Brochothrix thermosphacta

Scientific classification
- Domain: Bacteria
- Kingdom: Bacillati
- Phylum: Bacillota
- Class: Bacilli
- Order: Bacillales
- Family: Listeriaceae
- Genus: Brochothrix
- Species: B. thermosphacta
- Binomial name: Brochothrix thermosphacta Sneath and Jones 1976
- Type strain: SW26

= Brochothrix thermosphacta =

- Genus: Brochothrix
- Species: thermosphacta
- Authority: Sneath and Jones 1976

Bacterium

Brochothrix thermosphacta is one of the major bacteria involved in the spoilage of meat and seafood.
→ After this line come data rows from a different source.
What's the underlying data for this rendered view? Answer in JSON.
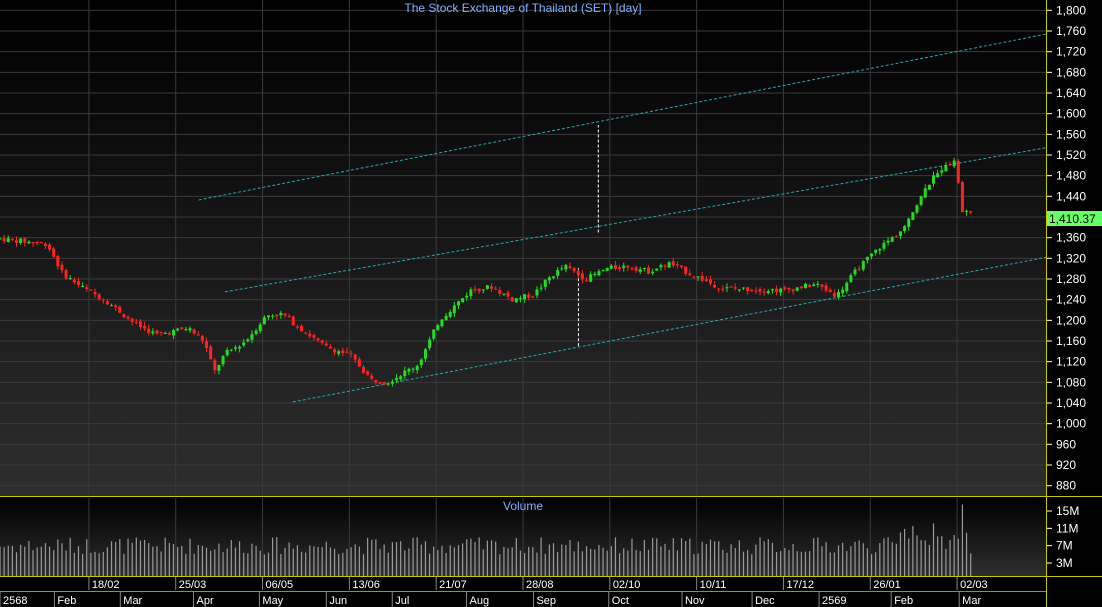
{
  "title": "The Stock Exchange of Thailand (SET) [day]",
  "last_price_label": "1,410.37",
  "volume_panel_title": "Volume",
  "colors": {
    "background": "#000000",
    "grid": "#3a3a3a",
    "up_candle": "#22dd22",
    "down_candle": "#ff2222",
    "channel_line": "#2aa7b4",
    "volume_bar": "#9a9a9a",
    "title_text": "#7fb2ff",
    "axis_text": "#ffffff",
    "panel_border": "#c8c800",
    "price_label_bg": "#66ff66"
  },
  "chart_data": [
    {
      "type": "candlestick",
      "title": "The Stock Exchange of Thailand (SET) [day]",
      "ylim": [
        860,
        1820
      ],
      "y_ticks": [
        "1,800",
        "1,760",
        "1,720",
        "1,680",
        "1,640",
        "1,600",
        "1,560",
        "1,520",
        "1,480",
        "1,440",
        "1,400",
        "1,360",
        "1,320",
        "1,280",
        "1,240",
        "1,200",
        "1,160",
        "1,120",
        "1,080",
        "1,040",
        "1,000",
        "960",
        "920",
        "880"
      ],
      "y_tick_values": [
        1800,
        1760,
        1720,
        1680,
        1640,
        1600,
        1560,
        1520,
        1480,
        1440,
        1400,
        1360,
        1320,
        1280,
        1240,
        1200,
        1160,
        1120,
        1080,
        1040,
        1000,
        960,
        920,
        880
      ],
      "date_labels": [
        "18/02",
        "25/03",
        "06/05",
        "13/06",
        "21/07",
        "28/08",
        "02/10",
        "10/11",
        "17/12",
        "26/01",
        "02/03"
      ],
      "month_labels": [
        "2568",
        "Feb",
        "Mar",
        "Apr",
        "May",
        "Jun",
        "Jul",
        "Aug",
        "Sep",
        "Oct",
        "Nov",
        "Dec",
        "2569",
        "Feb",
        "Mar"
      ],
      "last_price": 1410.37,
      "trend_channel": {
        "lower_start": [
          0.28,
          1042
        ],
        "lower_end": [
          1.0,
          1322
        ],
        "middle_start": [
          0.215,
          1255
        ],
        "middle_end": [
          1.0,
          1534
        ],
        "upper_start": [
          0.19,
          1433
        ],
        "upper_end": [
          1.0,
          1754
        ]
      },
      "price_anchors": [
        [
          0.0,
          1358
        ],
        [
          0.045,
          1348
        ],
        [
          0.06,
          1290
        ],
        [
          0.08,
          1262
        ],
        [
          0.1,
          1240
        ],
        [
          0.13,
          1192
        ],
        [
          0.15,
          1172
        ],
        [
          0.18,
          1185
        ],
        [
          0.195,
          1160
        ],
        [
          0.205,
          1100
        ],
        [
          0.215,
          1135
        ],
        [
          0.235,
          1160
        ],
        [
          0.255,
          1210
        ],
        [
          0.27,
          1212
        ],
        [
          0.29,
          1180
        ],
        [
          0.31,
          1150
        ],
        [
          0.335,
          1132
        ],
        [
          0.355,
          1085
        ],
        [
          0.37,
          1080
        ],
        [
          0.4,
          1115
        ],
        [
          0.42,
          1200
        ],
        [
          0.45,
          1258
        ],
        [
          0.47,
          1265
        ],
        [
          0.49,
          1240
        ],
        [
          0.51,
          1250
        ],
        [
          0.525,
          1282
        ],
        [
          0.54,
          1305
        ],
        [
          0.56,
          1280
        ],
        [
          0.58,
          1300
        ],
        [
          0.6,
          1305
        ],
        [
          0.62,
          1295
        ],
        [
          0.64,
          1310
        ],
        [
          0.66,
          1290
        ],
        [
          0.69,
          1262
        ],
        [
          0.72,
          1260
        ],
        [
          0.75,
          1258
        ],
        [
          0.78,
          1270
        ],
        [
          0.8,
          1248
        ],
        [
          0.82,
          1300
        ],
        [
          0.84,
          1340
        ],
        [
          0.86,
          1370
        ],
        [
          0.875,
          1420
        ],
        [
          0.89,
          1470
        ],
        [
          0.905,
          1505
        ],
        [
          0.915,
          1505
        ],
        [
          0.918,
          1410
        ],
        [
          0.93,
          1410
        ]
      ]
    },
    {
      "type": "bar",
      "title": "Volume",
      "y_ticks": [
        "15M",
        "11M",
        "7M",
        "3M"
      ],
      "y_tick_values": [
        15,
        11,
        7,
        3
      ]
    }
  ]
}
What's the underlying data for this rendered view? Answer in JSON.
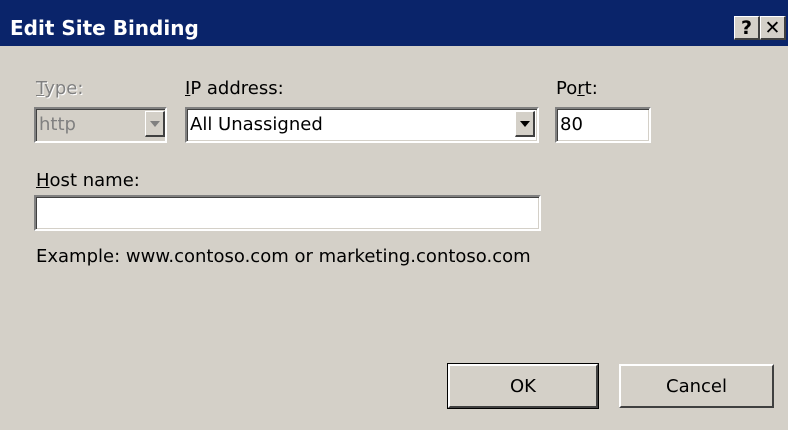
{
  "dialog": {
    "title": "Edit Site Binding",
    "help_glyph": "?",
    "close_glyph": "✕"
  },
  "type": {
    "label_mnemonic": "T",
    "label_rest": "ype:",
    "value": "http",
    "enabled": false
  },
  "ip_address": {
    "label_mnemonic": "I",
    "label_rest": "P address:",
    "value": "All Unassigned"
  },
  "port": {
    "label_prefix": "Po",
    "label_mnemonic": "r",
    "label_rest": "t:",
    "value": "80"
  },
  "host_name": {
    "label_mnemonic": "H",
    "label_rest": "ost name:",
    "value": ""
  },
  "example_text": "Example: www.contoso.com or marketing.contoso.com",
  "buttons": {
    "ok": "OK",
    "cancel": "Cancel"
  },
  "colors": {
    "title_bar": "#0a246a",
    "window_face": "#d4d0c8",
    "disabled_text": "#808080"
  }
}
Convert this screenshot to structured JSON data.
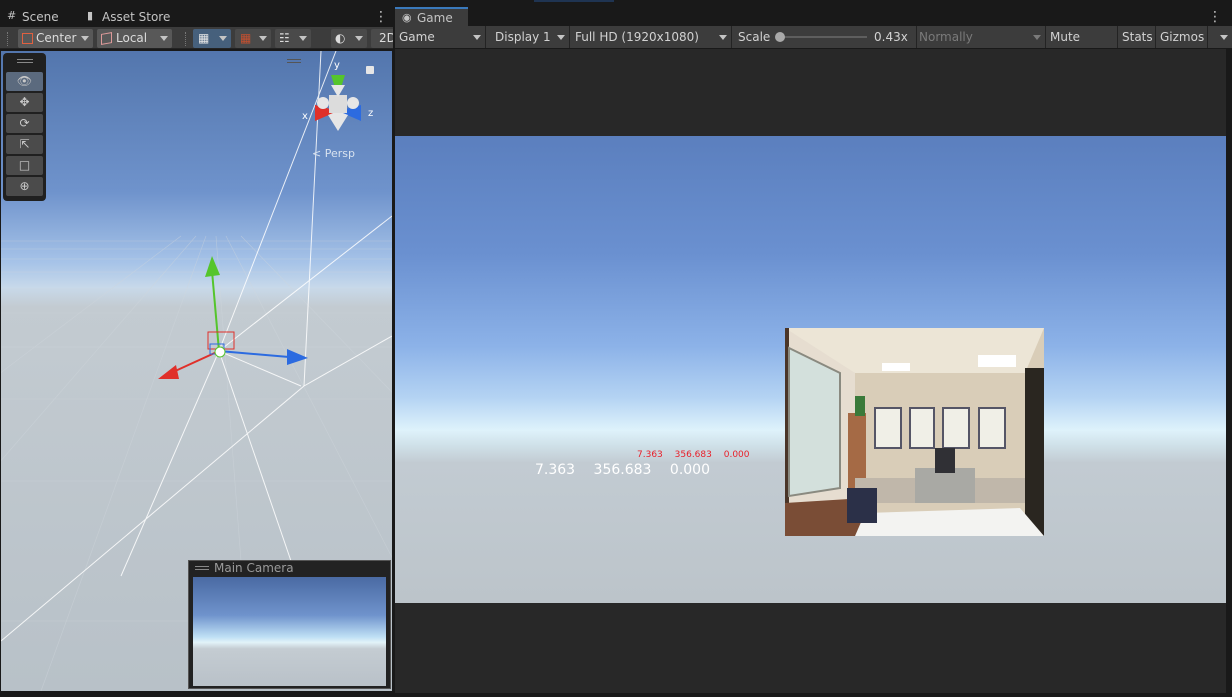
{
  "scene_tabs": {
    "scene_label": "Scene",
    "asset_store_label": "Asset Store"
  },
  "scene_toolbar": {
    "pivot_label": "Center",
    "space_label": "Local",
    "twod_label": "2D"
  },
  "scene_view": {
    "gizmo_axes": {
      "x": "x",
      "y": "y",
      "z": "z"
    },
    "projection_label": "Persp",
    "tools": [
      "view-tool",
      "move-tool",
      "rotate-tool",
      "scale-tool",
      "rect-tool",
      "transform-tool"
    ]
  },
  "camera_preview": {
    "title": "Main Camera"
  },
  "game_tab": {
    "label": "Game"
  },
  "game_toolbar": {
    "view_mode": "Game",
    "display": "Display 1",
    "resolution": "Full HD (1920x1080)",
    "scale_label": "Scale",
    "scale_value": "0.43x",
    "scale_fraction": 0.0,
    "play_focus": "Normally",
    "mute_label": "Mute Audio",
    "stats_label": "Stats",
    "gizmos_label": "Gizmos"
  },
  "game_view": {
    "readout_large": [
      "7.363",
      "356.683",
      "0.000"
    ],
    "readout_small": [
      "7.363",
      "356.683",
      "0.000"
    ],
    "readout_small_color": "#e8202a"
  },
  "colors": {
    "accent": "#3a79bb",
    "axis_x": "#e0302a",
    "axis_y": "#55c52c",
    "axis_z": "#2c6be0"
  }
}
When it grows in food, the metabolic activities result in the production of metabolites associated with off-odors. B. thermosphacta was originally classified as Microbacterium thermosphactum by McLean and Sulzbacher 1953 and was named from the Greek adjective thermê meaning heat and the Greek adjective sphaktos meaning slain, thermosphacta - killed by heat, because M. thermosphacta was unusually heat sensitive compared to other species of Microbacterium. B. thermosphacta can grow between 1–30 °C and grow up to 8% salt. Brochothrix thermosphacta can be selectively isolated from e.g. food samples by isolation on STAA agar.